My mother, ardent feminist and successful businesswoman, sided with my in-laws. She was concerned with keeping peace in the family, but she also thought this was a silly issue on which to make a grand statement. Confident that they would back me up, I challenged my mother to discuss the naming crisis with her closest friends—all ardent feminists. Shockingly, all of my mother’s friends agreed with her! And, although it was his name which would be preserved, my father also advised against Newberger, even as he advocated for my right to make this decision.

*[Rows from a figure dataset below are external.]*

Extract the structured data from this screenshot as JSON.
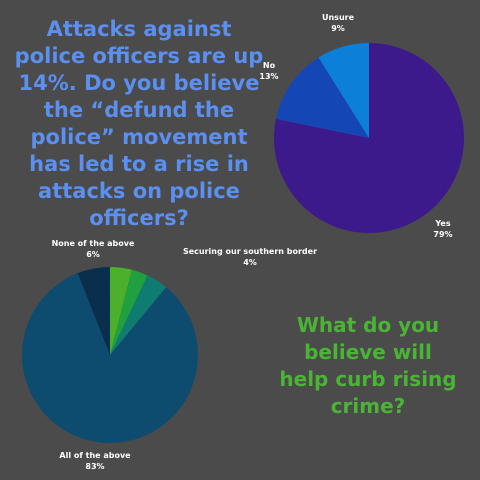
{
  "chart_data": [
    {
      "type": "pie",
      "title": "Attacks against police officers are up 14%. Do you believe the “defund the police” movement has led to a rise in attacks on police officers?",
      "slices": [
        {
          "label": "Yes",
          "value": 79,
          "pct_text": "79%",
          "color": "#3d1a8c"
        },
        {
          "label": "No",
          "value": 13,
          "pct_text": "13%",
          "color": "#1447b5"
        },
        {
          "label": "Unsure",
          "value": 9,
          "pct_text": "9%",
          "color": "#0c7fd8"
        }
      ]
    },
    {
      "type": "pie",
      "title": "What do you believe will help curb rising crime?",
      "slices": [
        {
          "label": "All of the above",
          "value": 83,
          "pct_text": "83%",
          "color": "#0e4c6f"
        },
        {
          "label": "Securing our southern border",
          "value": 4,
          "pct_text": "4%",
          "color": "#4cb02c"
        },
        {
          "label": "Unlabeled slice",
          "value": 3,
          "pct_text": "",
          "color": "#21a03f"
        },
        {
          "label": "Unlabeled slice",
          "value": 4,
          "pct_text": "",
          "color": "#0f7c72"
        },
        {
          "label": "None of the above",
          "value": 6,
          "pct_text": "6%",
          "color": "#0a2f4d"
        }
      ]
    }
  ],
  "colors": {
    "background": "#4b4b4b",
    "question1": "#5b8ff0",
    "question2": "#4ab534"
  }
}
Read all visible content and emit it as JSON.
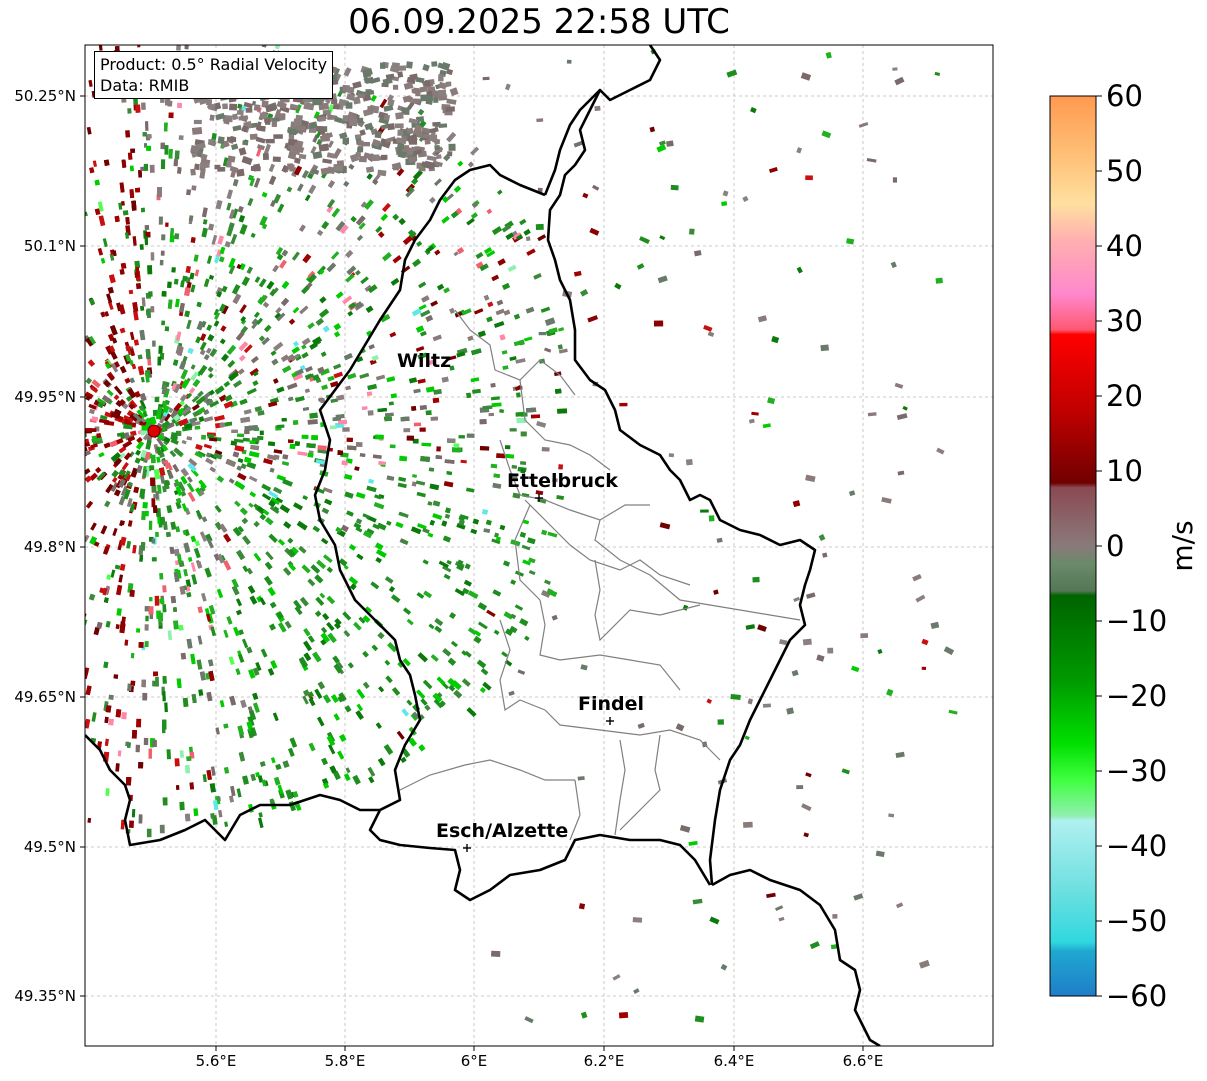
{
  "title": "06.09.2025 22:58 UTC",
  "legend": {
    "product": "Product: 0.5° Radial Velocity",
    "data": "Data: RMIB"
  },
  "axes": {
    "lat_ticks": [
      "50.25°N",
      "50.1°N",
      "49.95°N",
      "49.8°N",
      "49.65°N",
      "49.5°N",
      "49.35°N"
    ],
    "lon_ticks": [
      "5.6°E",
      "5.8°E",
      "6°E",
      "6.2°E",
      "6.4°E",
      "6.6°E"
    ],
    "grid": true
  },
  "cities": [
    {
      "name": "Wiltz"
    },
    {
      "name": "Ettelbruck"
    },
    {
      "name": "Findel"
    },
    {
      "name": "Esch/Alzette"
    }
  ],
  "colorbar": {
    "label": "m/s",
    "ticks": [
      "60",
      "50",
      "40",
      "30",
      "20",
      "10",
      "0",
      "−10",
      "−20",
      "−30",
      "−40",
      "−50",
      "−60"
    ],
    "range": [
      -60,
      60
    ]
  },
  "colors": {
    "inbound_strong": "#00cc00",
    "inbound": "#1e8f1e",
    "near_zero": "#8a7a7a",
    "outbound": "#8b0000",
    "outbound_light": "#f0606e",
    "radar_site": "#e00000",
    "border": "#000000",
    "canton": "#808080"
  }
}
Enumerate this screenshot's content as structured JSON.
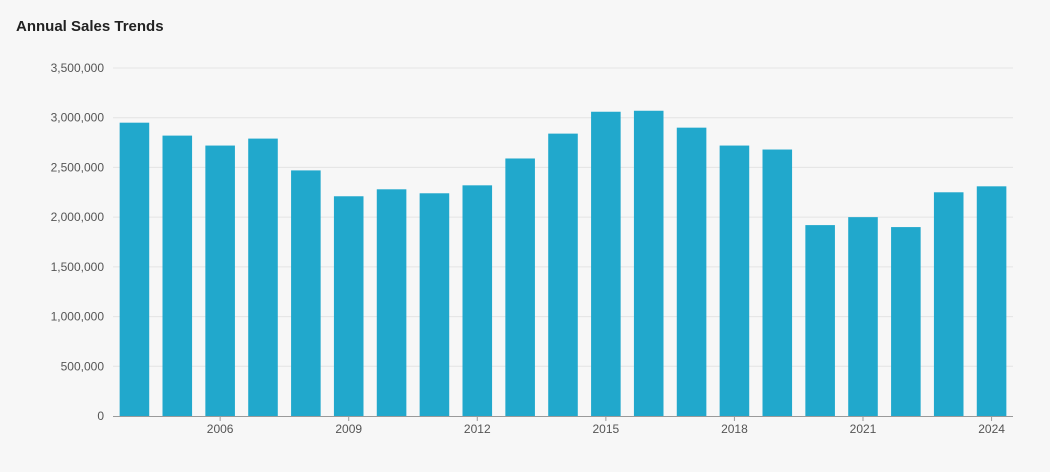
{
  "chart_data": {
    "type": "bar",
    "title": "Annual Sales Trends",
    "categories": [
      "2004",
      "2005",
      "2006",
      "2007",
      "2008",
      "2009",
      "2010",
      "2011",
      "2012",
      "2013",
      "2014",
      "2015",
      "2016",
      "2017",
      "2018",
      "2019",
      "2020",
      "2021",
      "2022",
      "2023",
      "2024"
    ],
    "values": [
      2950000,
      2820000,
      2720000,
      2790000,
      2470000,
      2210000,
      2280000,
      2240000,
      2320000,
      2590000,
      2840000,
      3060000,
      3070000,
      2900000,
      2720000,
      2680000,
      1920000,
      2000000,
      1900000,
      2250000,
      2310000
    ],
    "x_tick_labels": [
      "2006",
      "2009",
      "2012",
      "2015",
      "2018",
      "2021",
      "2024"
    ],
    "y_tick_labels": [
      "0",
      "500,000",
      "1,000,000",
      "1,500,000",
      "2,000,000",
      "2,500,000",
      "3,000,000",
      "3,500,000"
    ],
    "ylim": [
      0,
      3500000
    ],
    "ystep": 500000,
    "xlabel": "",
    "ylabel": "",
    "grid": true,
    "bar_color": "#21a8cc"
  }
}
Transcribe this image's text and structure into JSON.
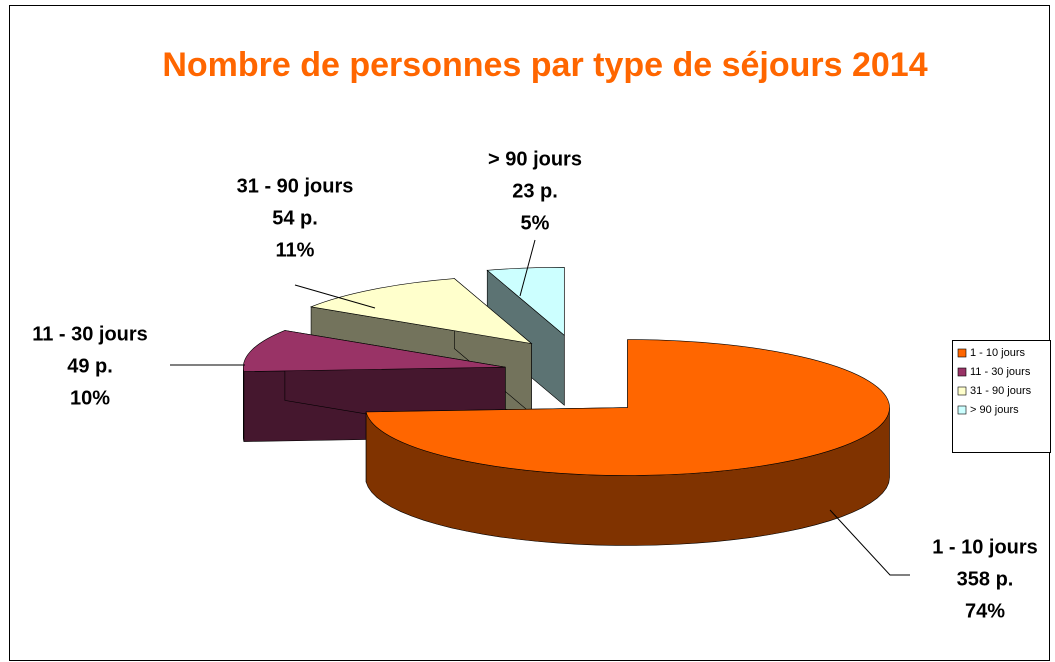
{
  "chart_data": {
    "type": "pie3d",
    "title": "Nombre de personnes par type de séjours 2014",
    "categories": [
      "1 - 10 jours",
      "11 - 30 jours",
      "31 - 90 jours",
      "> 90 jours"
    ],
    "values": [
      358,
      49,
      54,
      23
    ],
    "value_labels": [
      "358 p.",
      "49 p.",
      "54 p.",
      "23 p."
    ],
    "percents": [
      74,
      10,
      11,
      5
    ],
    "percent_labels": [
      "74%",
      "10%",
      "11%",
      "5%"
    ],
    "colors": [
      "#ff6600",
      "#993366",
      "#ffffcc",
      "#ccffff"
    ],
    "legend": "right"
  }
}
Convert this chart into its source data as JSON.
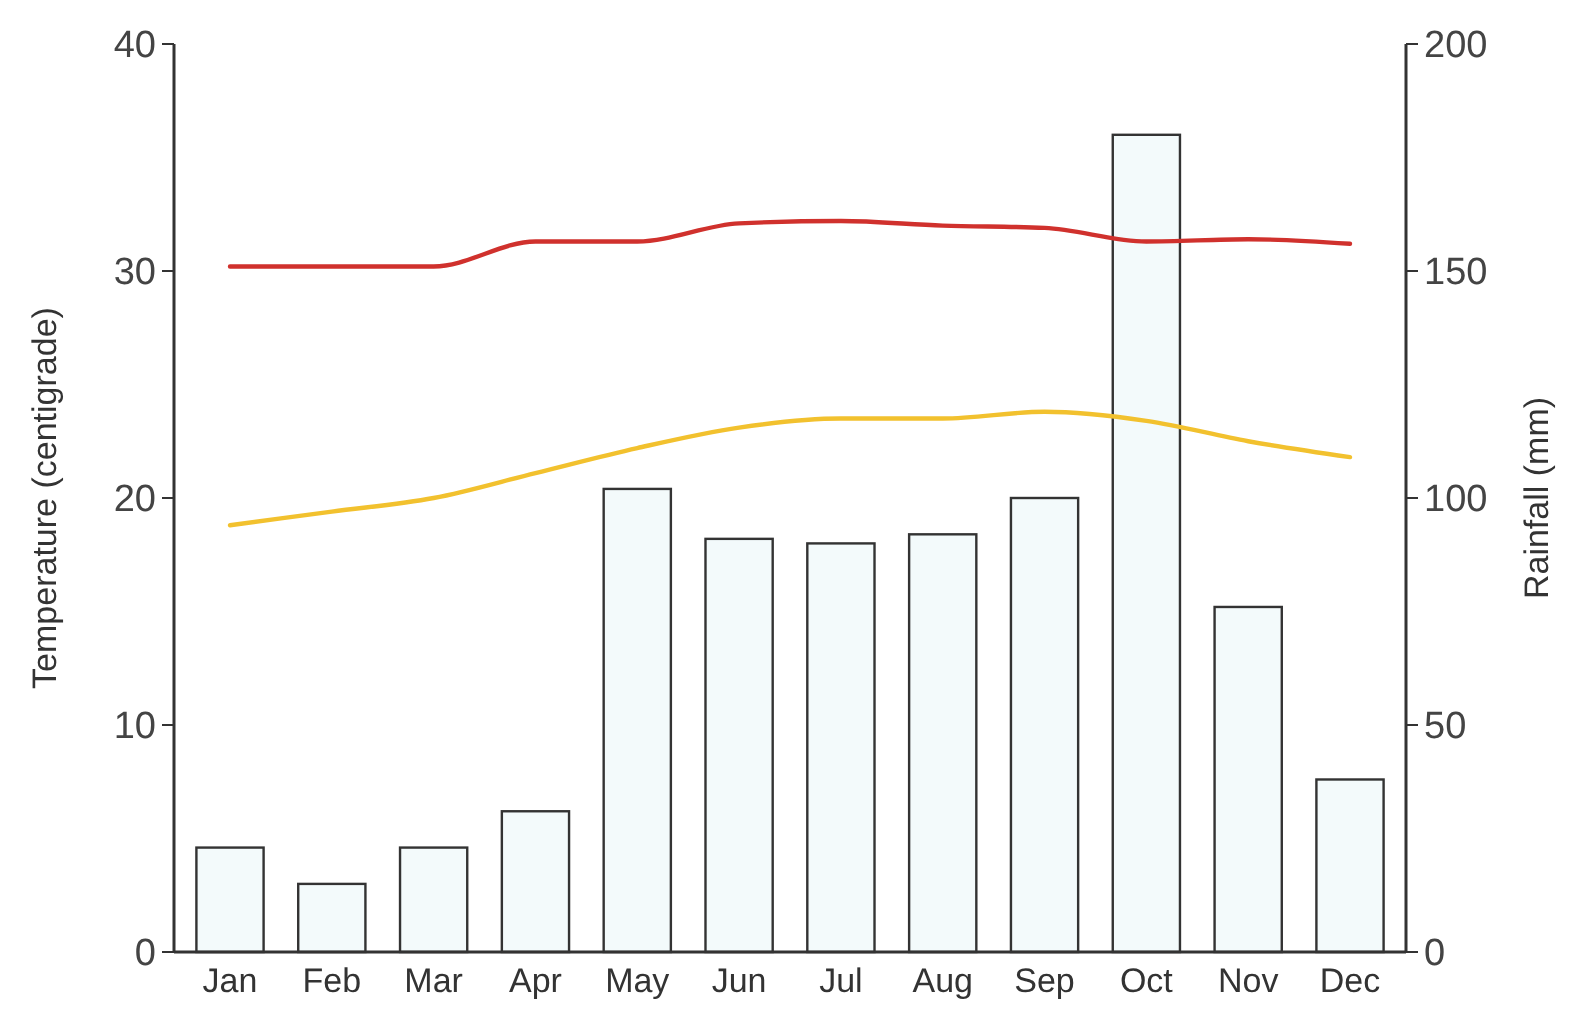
{
  "chart_data": {
    "type": "bar",
    "categories": [
      "Jan",
      "Feb",
      "Mar",
      "Apr",
      "May",
      "Jun",
      "Jul",
      "Aug",
      "Sep",
      "Oct",
      "Nov",
      "Dec"
    ],
    "ylabel": "Temperature (centigrade)",
    "y2label": "Rainfall (mm)",
    "ylim": [
      0,
      40
    ],
    "yticks": [
      0,
      10,
      20,
      30,
      40
    ],
    "y2lim": [
      0,
      200
    ],
    "y2ticks": [
      0,
      50,
      100,
      150,
      200
    ],
    "series": [
      {
        "axis": "y2",
        "color": "#f3fafb",
        "values": [
          23,
          15,
          23,
          31,
          102,
          91,
          90,
          92,
          100,
          180,
          76,
          38
        ]
      },
      {
        "type": "line",
        "color": "#d0312d",
        "values": [
          30.2,
          30.2,
          30.2,
          31.3,
          31.3,
          32.1,
          32.2,
          32.0,
          31.9,
          31.3,
          31.4,
          31.2
        ]
      },
      {
        "type": "line",
        "color": "#f2c12e",
        "values": [
          18.8,
          19.4,
          20.0,
          21.1,
          22.2,
          23.1,
          23.5,
          23.5,
          23.8,
          23.4,
          22.5,
          21.8
        ]
      }
    ]
  }
}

Unexpectedly, my strongest backers came from the least likely quarter—the secretaries in my New Jersey office. High-school graduates, not particularly career-oriented, often still living with their parents and hoping to find a male executive to take them away from it all, they would give me pep talks and encourage me with “You go. Girl” high-fives. Stressed from my self-imposed ordeal, I wept it all out one day in my obstetrician’s office. It turned out that the other female partner in the practice had given her last name to her children, with her husband’s blessing. I wasn’t a freak!

In the end, my husband and I reached a compromise. Our daughter would have my last name, but her middle name would be my husband’s last name, with future children’s names open for negotiation. (This is where I have to second-guess my own old fashioned ways. Shouldn’t siblings have the same last names?).

Galia’s birth announcement was a 4-generation family tree, complete with maiden names of her great-great grandparents. I hope she is a proud descendent of all 16.

Tamar Newberger is a sales and marketing director at a software company.